Little was severely wounded in August in circumstances described by Roberts in his Despatch of 10.10.1900: 'It may be mentioned here that, in view of De Wet's return from the Transvaal to the district between Heilbron and Reitzburg, and the possibility of his collecting a fresh commando in that direction, I thought it desirable to concentrate a strong mounted force at Kroonstad and on the Rhenoster River. The Colonial Division, which had been attached to Lord Methuen's column during the pursuit of De Wet, was accordingly ordered to march from Zeerust to Elandsfontein, via Krugersdorp. It left Zeerust on 25th August, being joined by the 3rd Cavalry Brigade under Colonel Little. The same day Colonel Little was wounded near Jacobsdal, and the command of the combined force devolved on Colonel Dalgety' (London Gazette 8.2.1901 refers). In extracts from his diary (copy accompanies lot) Little covered the action in more detail: '[Sat. 25th] Ricardo as usual no idea of taking up his position. Started at 2 with brigade & 500 Colonials, Kaffirs, etc., under Col. Dalgety. Found Boers in a drift, orange groves, etc., at Botha's farm. 17th Lcrs. advanced guard. Rode on to see the lay of the land when I got a short range from the donga. Had a squadron 17th working round on the left & squadron of 9th [Lancers] & 100 M.I. on the right. Recd. no reports in from 17th so took Brigade closer than I should have. Handed over command to Dalgety, after clearing out Boers bivouacked at Botha's farm.' The other extracts relate to his evacuation to Mafeking hospital by Lord Methuen and his subsequent journey in a hospital train. The last extract details the serious nature of his wound: 'Weds. 5 [Sept]. Miss Barnes day sister. Put under the X-Rays saw bits of cigarette case, bone and bullet along course of bullet. Bullet took a curved course thro' hitting thigh bone apparently.'
Honoured and Invalided
Little, described by one of his Subalterns as 'an excellent Brigadier' (A Soldier's Diary refers), continued nominally in command of the Brigade until November 1900. He was awarded the rank of Brevet-Colonel and sent to England on sick leave. He did not return to South Africa until 1902.
Return to South Africa
Little took over de Lisle's Column on 8.4.1902 and commanded it in the drives in north-east Free State until the end of the War. He received a final Mention in Despatches from Lord Kitchener: 'Brevet-Colonel (local Brigadier-General) M.O. Little, 9th Lancers has twice held command of British Cavalry Brigades, and has proved himself a capable leader of mounted troops in the field' (London Gazette 29.7.1902 refers).

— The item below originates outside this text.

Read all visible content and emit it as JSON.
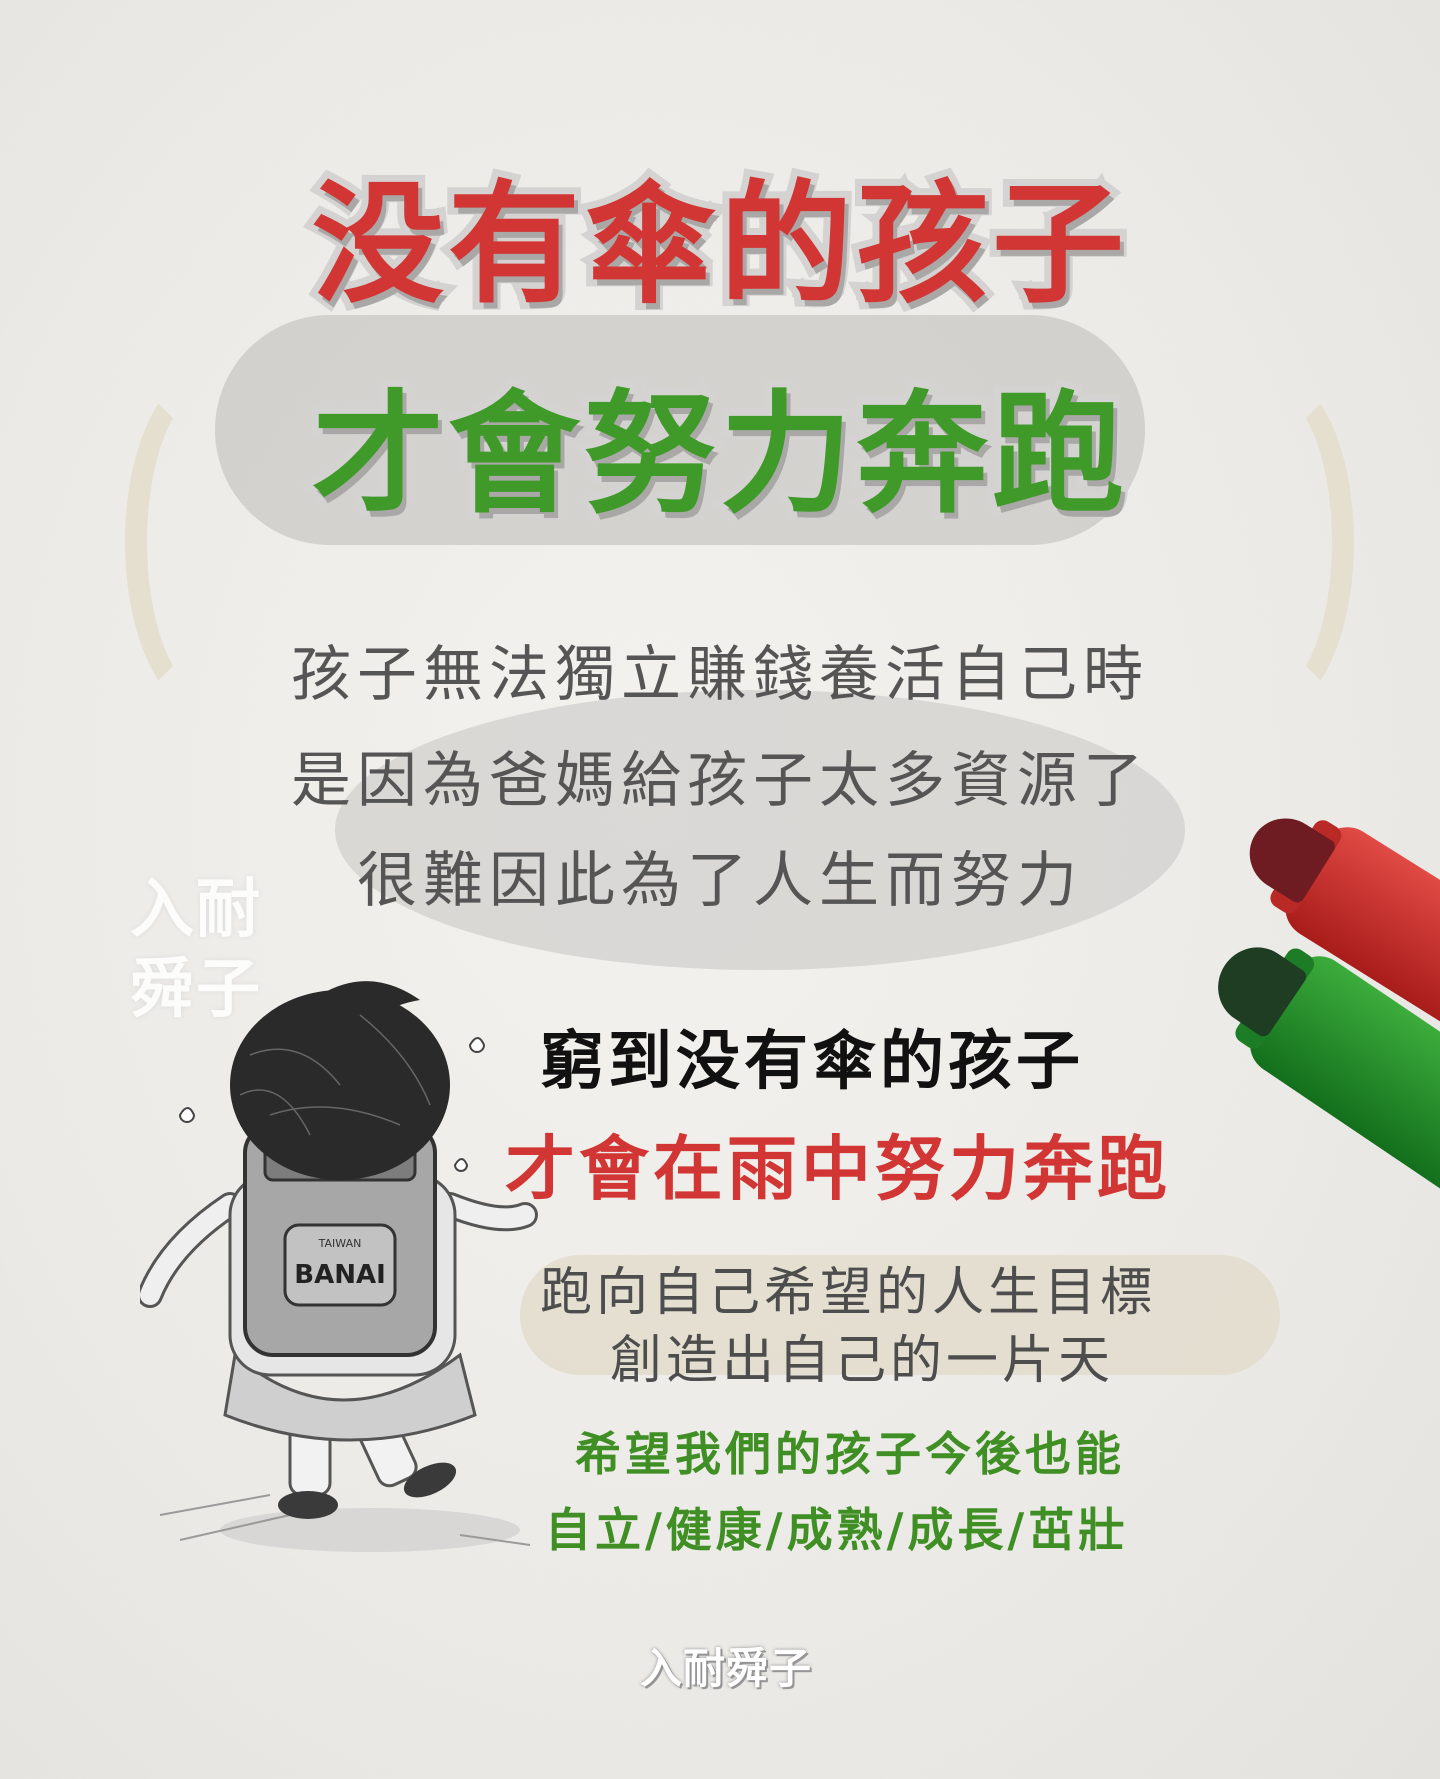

Little was originally commissioned into the 9th Lancers in 1878 and served in the Afghan War of 1878-80, participating in the march from Kabul to Kandahar and the subsequent battle and was Mentioned in Despatches (London Gazette 3.12.1880 refers). He commanded the 9th Lancers from the end of 1902 to 1904 when he was created a Companion of the Order of the Bath and placed on Half-Pay. During the Great War he served in the United Kingdom as Inspector of Remounts in 1914 and Commandant of the Yeomanry Brigade and Coast Defences from 1915 to 1917, for which he was appointed a C.B.E.